Tien jaar geleden had ze nog lang blond haar en droeg ze een strakke glimmende halterjurk. ‘My man’s gone now’, zong ze, met verrassend diep stemgeluid, begeleid door een jazzy trio. Haar donkere temerige uithalen, de geloken oogopslag, de gekooide tekst, brachten Billie Holiday in gedachten, de Billie Holiday die de ondeugden van haar man bezingt en weet dat ze nooit van hem los zal komen.
Inmiddels zijn we vier albums verder – de nieuwste, Lilies, verscheen deze maand – en kijken we aan tegen een ondoorgrondelijke diva die niet gauw met iemand anders te vergelijken valt. Of je zou Melanie De Biasio moeten bestempelen als een kruising tussen Jimi Hendrix, Forrest Gump en Antigone, zoals ze dat zelf deed in een interview. De donkere korte coupe, de swingende performance en de bezwerende zang hebben haar slepende muziek een krachtige en eigen impuls gegeven. ‘What’s that look upon your face’, knalde ze er met kennelijk plezier uit tijdens haar optreden op Into The Great Wide Open (2014), met de voeten op de drassige grond stevig het ritme aangevend, begeleid door een enkele trommelaar. In hetzelfde jaar gaf ze acte de présence in Later with… Jools Holland op de bbc. ‘Let’s sing the way through it, how about a new way to pray.’
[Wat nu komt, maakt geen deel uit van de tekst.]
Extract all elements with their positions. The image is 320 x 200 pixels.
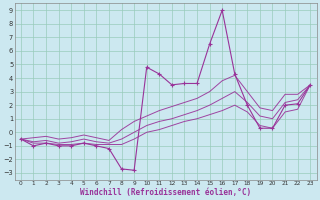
X-axis label: Windchill (Refroidissement éolien,°C): Windchill (Refroidissement éolien,°C)	[80, 188, 251, 197]
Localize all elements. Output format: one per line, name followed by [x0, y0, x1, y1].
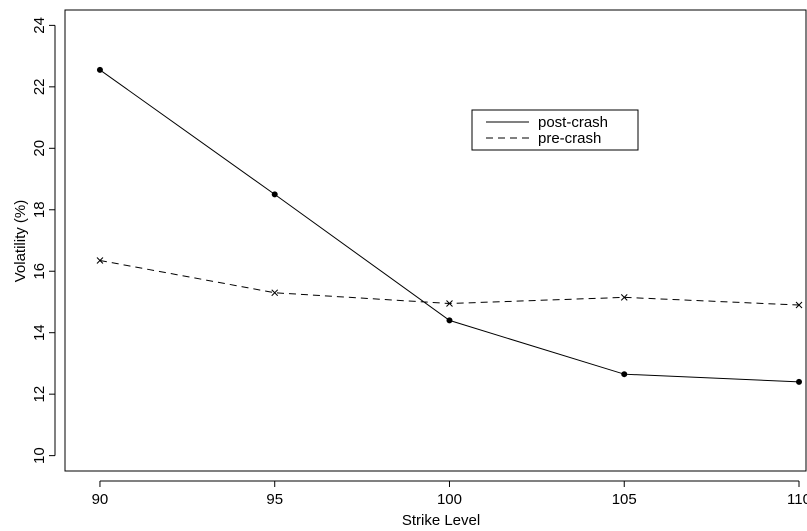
series-line-post-crash — [99, 69, 800, 383]
data-point-pre-crash-105 — [620, 294, 628, 301]
y-axis: 10 12 14 16 18 20 22 24 — [31, 17, 56, 464]
x-tick-label-105: 105 — [612, 491, 637, 508]
series-line-pre-crash — [99, 259, 800, 306]
x-tick-label-100: 100 — [437, 491, 462, 508]
y-tick-label-18: 18 — [31, 201, 48, 218]
data-point-post-crash-95 — [271, 191, 278, 198]
y-tick-label-10: 10 — [31, 447, 48, 464]
data-point-post-crash-110 — [796, 378, 803, 385]
x-axis-title: Strike Level — [402, 512, 480, 529]
y-axis-title: Volatility (%) — [12, 200, 29, 283]
data-point-pre-crash-90 — [96, 257, 104, 264]
legend-label-pre-crash: pre-crash — [538, 130, 601, 147]
legend-box — [471, 109, 639, 151]
legend: post-crash pre-crash — [471, 109, 639, 151]
y-tick-label-24: 24 — [31, 17, 48, 34]
legend-label-post-crash: post-crash — [538, 114, 608, 131]
x-axis: 90 95 100 105 110 — [92, 480, 807, 508]
y-tick-label-22: 22 — [31, 78, 48, 95]
y-tick-label-14: 14 — [31, 324, 48, 341]
x-tick-label-90: 90 — [92, 491, 109, 508]
data-point-pre-crash-100 — [446, 300, 453, 307]
data-point-pre-crash-110 — [795, 301, 803, 309]
plot-frame — [64, 9, 807, 472]
data-point-post-crash-105 — [621, 371, 628, 378]
y-tick-label-20: 20 — [31, 140, 48, 157]
y-tick-label-16: 16 — [31, 263, 48, 280]
x-tick-label-95: 95 — [266, 491, 283, 508]
y-tick-label-12: 12 — [31, 386, 48, 403]
data-point-post-crash-90 — [96, 66, 103, 73]
series-layer — [96, 66, 803, 385]
data-point-pre-crash-95 — [271, 289, 279, 297]
data-point-post-crash-100 — [446, 317, 453, 324]
x-tick-label-110: 110 — [787, 491, 807, 508]
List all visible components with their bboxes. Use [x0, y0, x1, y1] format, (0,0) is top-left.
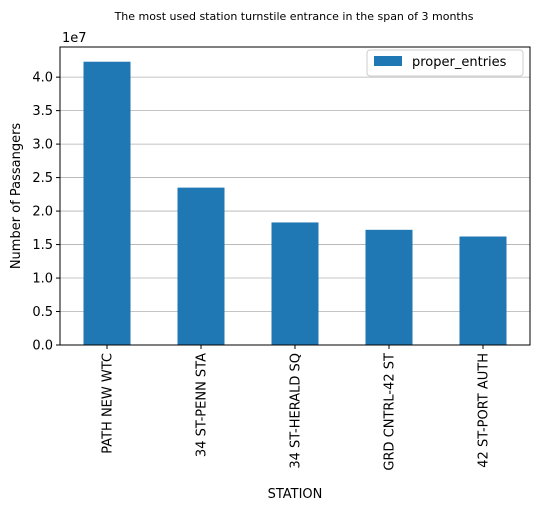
x-axis-label: STATION: [268, 487, 323, 502]
x-tick-label: 34 ST-PENN STA: [195, 353, 210, 457]
x-tick-label: GRD CNTRL-42 ST: [383, 353, 398, 471]
bar: [177, 187, 225, 345]
bars: [83, 61, 507, 346]
legend: proper_entries: [366, 49, 524, 77]
y-axis: 0.0 0.5 1.0 1.5 2.0 2.5 3.0 3.5 4.0: [32, 71, 60, 354]
y-tick-label: 0.0: [32, 339, 53, 354]
y-tick-label: 4.0: [32, 71, 53, 86]
bar: [459, 236, 507, 345]
y-tick-label: 2.0: [32, 205, 53, 220]
y-tick-label: 1.5: [32, 238, 53, 253]
y-tick-label: 3.0: [32, 138, 53, 153]
bar: [271, 222, 319, 345]
y-scale-label: 1e7: [62, 31, 87, 46]
grid-lines: [60, 76, 530, 346]
x-tick-label: PATH NEW WTC: [101, 353, 116, 454]
y-tick-label: 1.0: [32, 272, 53, 287]
y-tick-label: 3.5: [32, 104, 53, 119]
bar: [365, 229, 413, 345]
x-axis: PATH NEW WTC 34 ST-PENN STA 34 ST-HERALD S…: [101, 345, 492, 471]
bar: [83, 61, 131, 346]
y-tick-label: 2.5: [32, 171, 53, 186]
chart-title: The most used station turnstile entrance…: [114, 10, 474, 23]
legend-swatch: [374, 56, 402, 66]
legend-label: proper_entries: [412, 55, 507, 70]
y-tick-label: 0.5: [32, 305, 53, 320]
legend-frame: [366, 49, 524, 77]
x-tick-label: 34 ST-HERALD SQ: [289, 353, 304, 469]
y-axis-label: Number of Passangers: [9, 123, 24, 270]
x-tick-label: 42 ST-PORT AUTH: [477, 353, 492, 468]
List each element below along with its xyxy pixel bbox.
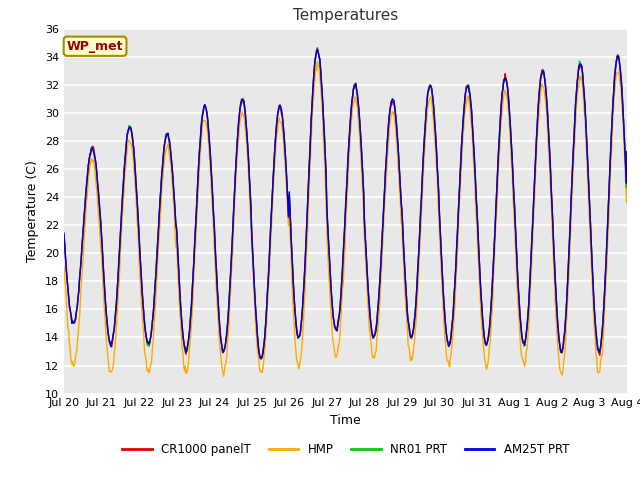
X-axis label: Time: Time <box>330 414 361 427</box>
Y-axis label: Temperature (C): Temperature (C) <box>26 160 39 262</box>
Legend: CR1000 panelT, HMP, NR01 PRT, AM25T PRT: CR1000 panelT, HMP, NR01 PRT, AM25T PRT <box>117 438 574 461</box>
Title: Temperatures: Temperatures <box>293 9 398 24</box>
Text: WP_met: WP_met <box>67 40 124 53</box>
‘Blues à la Belge’ noemt landgenoot en collega-musicus Arno Hintjens haar, specifieker nog de ‘blues van Charleroi’. Het is inderdaad waar ze vandaan komt, de Waalse industriestad gelegen in een streek die ook wel ‘le pays noire’ wordt genoemd vanwege het rijke en roerige verleden als mijnregio. Na de Tweede Wereldoorlog werd een grote groep Italianen binnengehaald als de spreekwoordelijke gastarbeiders, maar de mijnen zijn niet meer, evenmin als de ooit bloeiende staalindustrie. Misschien dat de neergang de bewoners ontvankelijk maakte voor de blues, het is in ieder geval opvallend hoezeer die wenende muzieksoort floreert in Charleroi.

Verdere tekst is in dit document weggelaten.